Evolution of reduced phallus

So what does this mean?  Chicks and quails have reduced phalluses, because during development, they express BMP4, which tells the developing cells of the penis to die off.  One really cool thing that the authors did next was to look at cell death in the closest relative to birds-- the alligator.  Yah, they got alligator embryos for this research!  Alligators have developed phalluses and they show hardly any cell death in the genital tubercle.  From this work, they could create an evolutionary tree, which shows that chicks and quails most likely evolved the BMP4 signal after their group separated from ducks.  Although the authors didn’t test any members (ha ha) from the neoaves group, which includes most other birds, we can presume that they also have a similar cell death mechanism to reduce the development of their phalluses.

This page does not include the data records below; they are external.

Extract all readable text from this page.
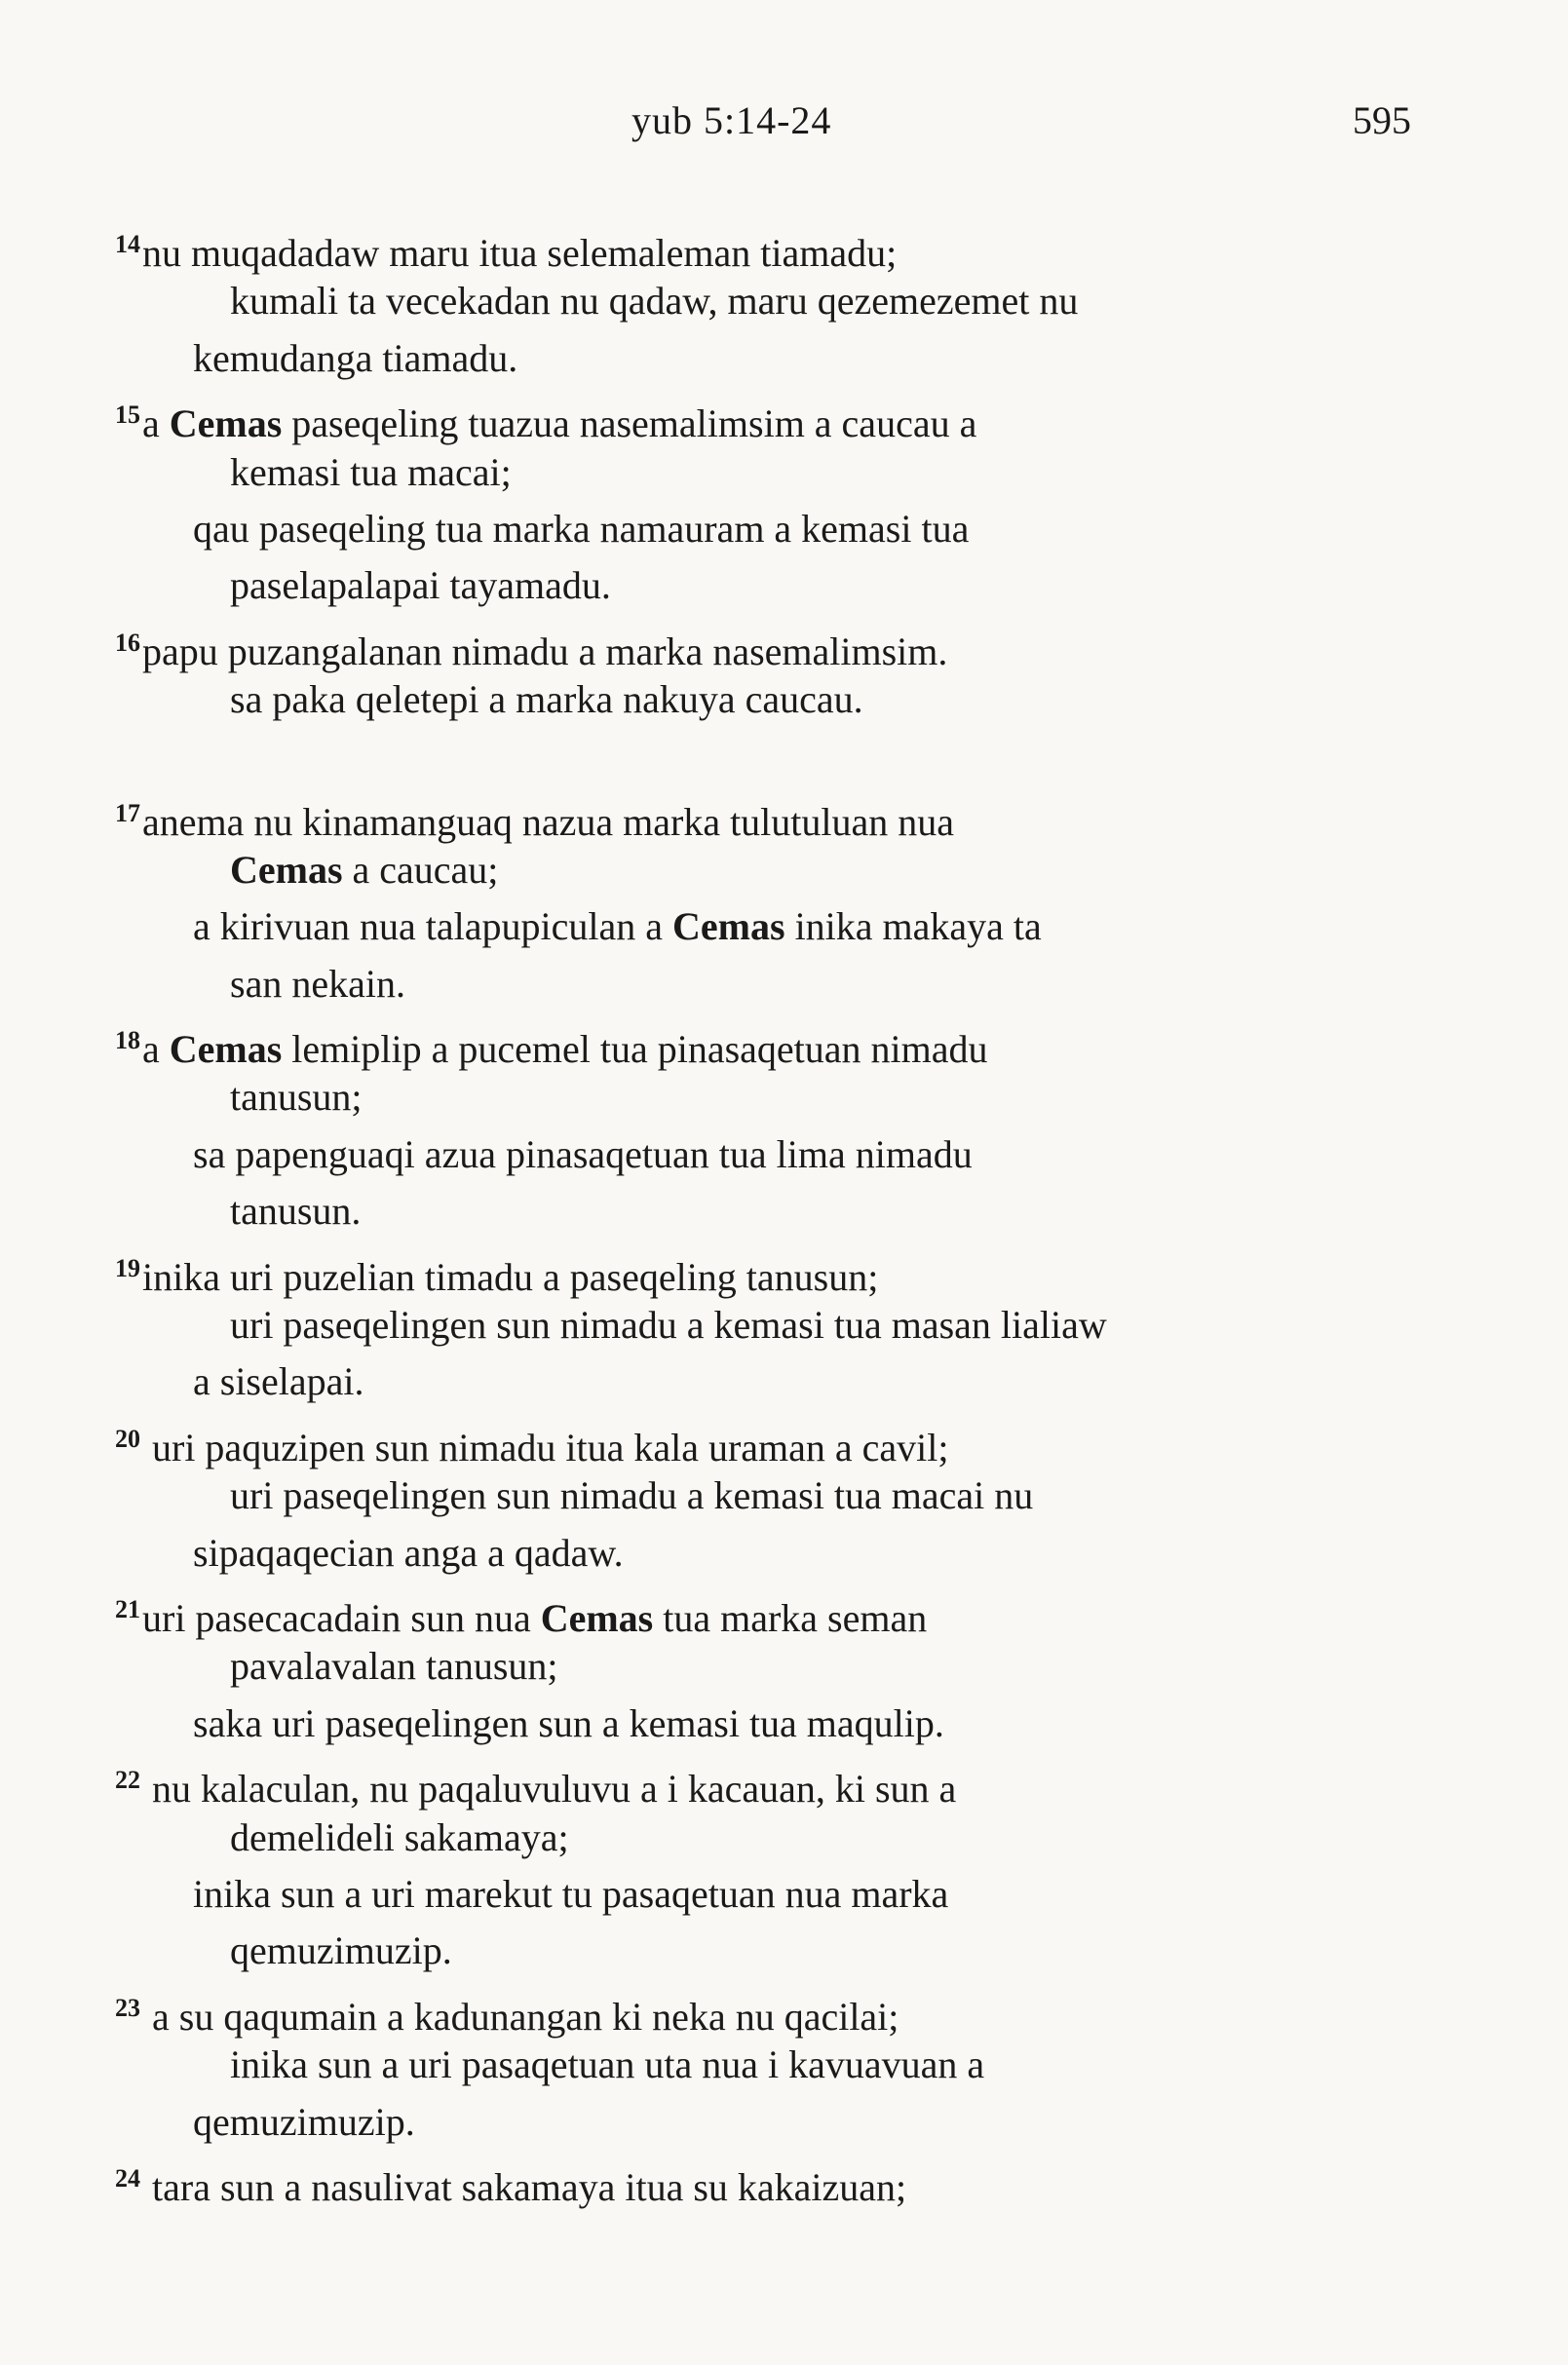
yub 5:14-24	595
$^{14}$nu muqadadaw maru itua selemaleman tiamadu;
kumali ta vecekadan nu qadaw, maru qezemezemet nu
kemudanga tiamadu.
$^{15}$a Cemas paseqeling tuazua nasemalimsim a caucau a
kemasi tua macai;
qau paseqeling tua marka namauram a kemasi tua
paselapalapai tayamadu.
$^{16}$papu puzangalanan nimadu a marka nasemalimsim.
sa paka qeletepi a marka nakuya caucau.
$^{17}$anema nu kinamanguaq nazua marka tulutuluan nua
Cemas a caucau;
a kirivuan nua talapupiculan a Cemas inika makaya ta
san nekain.
$^{18}$a Cemas lemiplip a pucemel tua pinasaqetuan nimadu
tanusun;
sa papenguaqi azua pinasaqetuan tua lima nimadu
tanusun.
$^{19}$inika uri puzelian timadu a paseqeling tanusun;
uri paseqelingen sun nimadu a kemasi tua masan lialiaw
a siselapai.
$^{20}$ uri paquzipen sun nimadu itua kala uraman a cavil;
uri paseqelingen sun nimadu a kemasi tua macai nu
sipaqaqecian anga a qadaw.
$^{21}$uri pasecacadain sun nua Cemas tua marka seman
pavalavalan tanusun;
saka uri paseqelingen sun a kemasi tua maqulip.
$^{22}$ nu kalaculan, nu paqaluvuluvu a i kacauan, ki sun a
demelideli sakamaya;
inika sun a uri marekut tu pasaqetuan nua marka
qemuzimuzip.
$^{23}$ a su qaqumain a kadunangan ki neka nu qacilai;
inika sun a uri pasaqetuan uta nua i kavuavuan a
qemuzimuzip.
$^{24}$ tara sun a nasulivat sakamaya itua su kakaizuan;
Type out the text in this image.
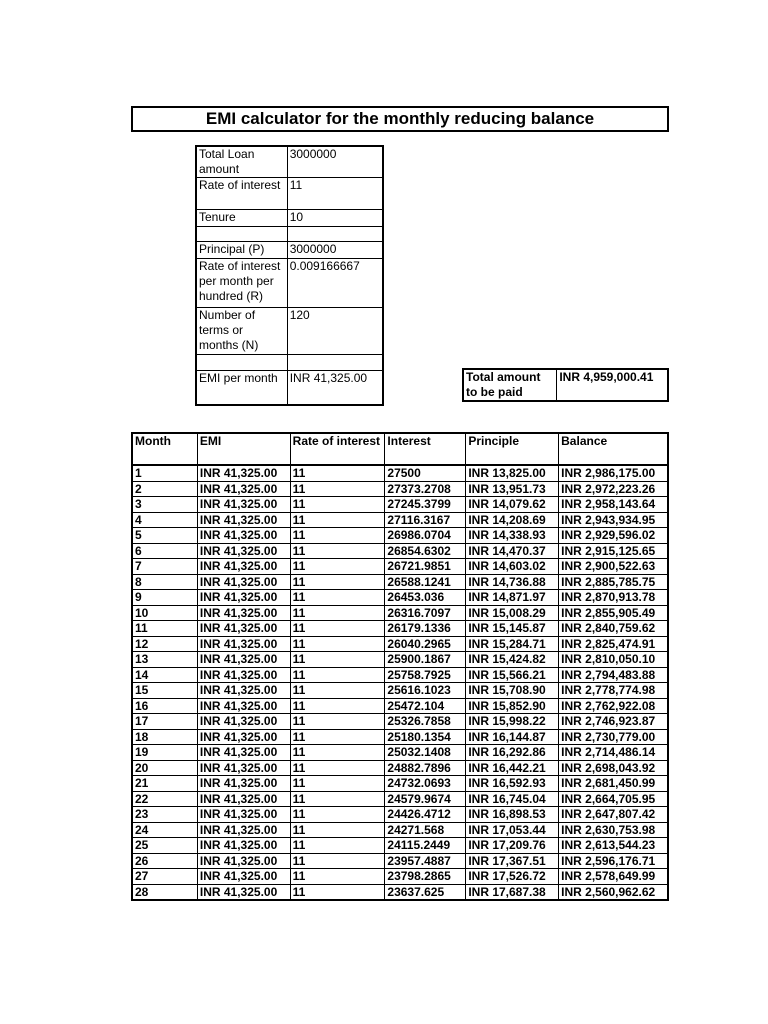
EMI calculator for the monthly reducing balance
Total Loan amount	3000000
Rate of interest	11
Tenure	10

Principal (P)	3000000
Rate of interest per month per hundred (R)	0.009166667
Number of terms or months (N)	120

EMI per month	INR 41,325.00	Total amount to be paid	INR 4,959,000.41
Month	EMI	Rate of interest	Interest	Principle	Balance
1	INR 41,325.00	11	27500	INR 13,825.00	INR 2,986,175.00
2	INR 41,325.00	11	27373.2708	INR 13,951.73	INR 2,972,223.26
3	INR 41,325.00	11	27245.3799	INR 14,079.62	INR 2,958,143.64
4	INR 41,325.00	11	27116.3167	INR 14,208.69	INR 2,943,934.95
5	INR 41,325.00	11	26986.0704	INR 14,338.93	INR 2,929,596.02
6	INR 41,325.00	11	26854.6302	INR 14,470.37	INR 2,915,125.65
7	INR 41,325.00	11	26721.9851	INR 14,603.02	INR 2,900,522.63
8	INR 41,325.00	11	26588.1241	INR 14,736.88	INR 2,885,785.75
9	INR 41,325.00	11	26453.036	INR 14,871.97	INR 2,870,913.78
10	INR 41,325.00	11	26316.7097	INR 15,008.29	INR 2,855,905.49
11	INR 41,325.00	11	26179.1336	INR 15,145.87	INR 2,840,759.62
12	INR 41,325.00	11	26040.2965	INR 15,284.71	INR 2,825,474.91
13	INR 41,325.00	11	25900.1867	INR 15,424.82	INR 2,810,050.10
14	INR 41,325.00	11	25758.7925	INR 15,566.21	INR 2,794,483.88
15	INR 41,325.00	11	25616.1023	INR 15,708.90	INR 2,778,774.98
16	INR 41,325.00	11	25472.104	INR 15,852.90	INR 2,762,922.08
17	INR 41,325.00	11	25326.7858	INR 15,998.22	INR 2,746,923.87
18	INR 41,325.00	11	25180.1354	INR 16,144.87	INR 2,730,779.00
19	INR 41,325.00	11	25032.1408	INR 16,292.86	INR 2,714,486.14
20	INR 41,325.00	11	24882.7896	INR 16,442.21	INR 2,698,043.92
21	INR 41,325.00	11	24732.0693	INR 16,592.93	INR 2,681,450.99
22	INR 41,325.00	11	24579.9674	INR 16,745.04	INR 2,664,705.95
23	INR 41,325.00	11	24426.4712	INR 16,898.53	INR 2,647,807.42
24	INR 41,325.00	11	24271.568	INR 17,053.44	INR 2,630,753.98
25	INR 41,325.00	11	24115.2449	INR 17,209.76	INR 2,613,544.23
26	INR 41,325.00	11	23957.4887	INR 17,367.51	INR 2,596,176.71
27	INR 41,325.00	11	23798.2865	INR 17,526.72	INR 2,578,649.99
28	INR 41,325.00	11	23637.625	INR 17,687.38	INR 2,560,962.62
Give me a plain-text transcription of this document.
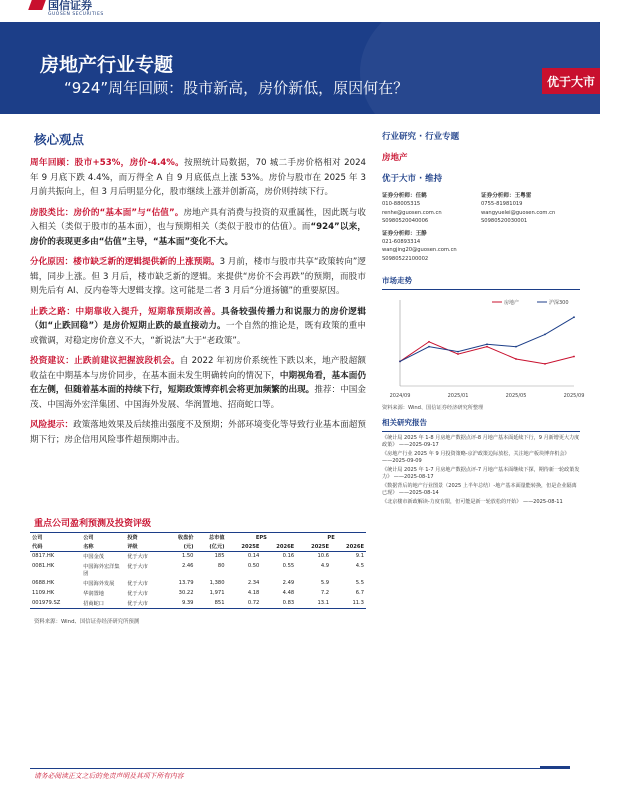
国信证券
GUOSEN SECURITIES
房地产行业专题
“924”周年回顾：股市新高，房价新低，原因何在？	优于大市
核心观点

周年回顾：股市+53%，房价-4.4%。按照统计局数据，70 城二手房价格相对 2024 年 9 月底下跌 4.4%，而万得全 A 自 9 月底低点上涨 53%。房价与股市在 2025 年 3 月前共振向上，但 3 月后明显分化，股市继续上涨并创新高，房价则持续下行。

房股类比：房价的“基本面”与“估值”。房地产具有消费与投资的双重属性，因此既与收入相关（类似于股市的基本面），也与预期相关（类似于股市的估值）。而“924”以来，房价的表现更多由“估值”主导，“基本面”变化不大。

分化原因：楼市缺乏新的逻辑提供新的上涨预期。3 月前，楼市与股市共享“政策转向”逻辑，同步上涨。但 3 月后，楼市缺乏新的逻辑。来提供“房价不会再跌”的预期，而股市则先后有 AI、反内卷等大逻辑支撑。这可能是二者 3 月后“分道扬镳”的重要原因。

止跌之路：中期靠收入提升，短期靠预期改善。具备较强传播力和说服力的房价逻辑（如“止跌回稳”）是房价短期止跌的最直接动力。一个自然的推论是，既有政策的重申或微调，对稳定房价意义不大，“新说法”大于“老政策”。

投资建议：止跌前建议把握波段机会。自 2022 年初房价系统性下跌以来，地产股超额收益在中期基本与房价同步，在基本面未发生明确转向的情况下，中期视角看，基本面仍在左侧，但随着基本面的持续下行，短期政策博弈机会将更加频繁的出现。推荐：中国金茂、中国海外宏洋集团、中国海外发展、华润置地、招商蛇口等。

风险提示：政策落地效果及后续推出强度不及预期；外部环境变化等导致行业基本面超预期下行；房企信用风险事件超预期冲击。

重点公司盈利预测及投资评级
公司	公司	投资	收盘价	总市值	EPS		PE	
代码	名称	评级	(元)	(亿元)	2025E	2026E	2025E	2026E
0817.HK	中国金茂	优于大市	1.50	185	0.14	0.16	10.6	9.1
0081.HK	中国海外宏洋集团	优于大市	2.46	80	0.50	0.55	4.9	4.5
0688.HK	中国海外发展	优于大市	13.79	1,380	2.34	2.49	5.9	5.5
1109.HK	华润置地	优于大市	30.22	1,971	4.18	4.48	7.2	6.7
001979.SZ	招商蛇口	优于大市	9.39	851	0.72	0.83	13.1	11.3
资料来源：Wind、国信证券经济研究所预测
行业研究 · 行业专题
房地产
优于大市 · 维持
证券分析师：任鹤
010-88005315
renhe@guosen.com.cn
S0980520040006
证券分析师：王粤雷
0755-81981019
wangyuelei@guosen.com.cn
S0980520030001
证券分析师：王静
021-60893314
wangjing20@guosen.com.cn
S0980522100002
市场走势
2024/09	2025/01	2025/05	2025/09
房地产	沪深300
资料来源：Wind、国信证券经济研究所整理
相关研究报告
《统计局 2025 年 1-8 月房地产数据点评-8 月地产基本面延续下行，9 月新增更大力度政策》 ——2025-09-17
《房地产行业 2025 年 9 月投资策略-京沪政策边际放松，关注地产板块博弈机会》 ——2025-09-09
《统计局 2025 年 1-7 月房地产数据点评-7 月地产基本面继续下探，期待新一轮政策发力》 ——2025-08-17
《数据背后的地产行业图景（2025 上半年总结）-地产基本面量能转换，但是企业隔离已现》 ——2025-08-14
《北京楼市新政解读-力度有限，但可能是新一轮放松的开始》 ——2025-08-11
请务必阅读正文之后的免责声明及其项下所有内容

Phylogenetic tree of birds, showing when the BMP signal evolved. (Adapted from Herrera et al., 2013)

This still begs the question of why would natural selection favor a reduced phallus so much so that it evolved independently in different lineages?  The authors propose two different theories, both of which may have occurred:

1) Sexual selection – sure, it may not be favorable for the males to have reduced phalluses, but it might be advantageous for the females.  In order for insemination to occur in these species, the female has to be a willing participant to allow the male to shimmy up next to her and release the sperm in very close proximity.  This gives the females the power to select their mates.  As opposed to species with large penises, where the male could basically rape the female and still successfully pass on his genes to the next generation.

2) Pleiotropy – this term refers to when a single gene mutation can lead to multiple noticeable changes in the body.  BMPs are a major signal during development of animals.  BMPs are involved in a number of bird-only innovations such as feathers and beaks.  Maybe increased BMP expression gave an advantage to these birds, but also lead to reduced phalluses, as a secondary effect.  This may have occurred first in evolution, but sexual selection may have stabilized this characteristic in the population.

This article was so clear and interesting.  I’m sure it will catch people’s attention because of the subject matter, but it’s a great example of using development to solve an evolutionary question.  Plus it gives reviewers and bloggers a great opportunity to think up clever titles and puns for their articles.  The review that was published alongside this article was titled “Cock-a-doodle-don’t”. How can I compete with that?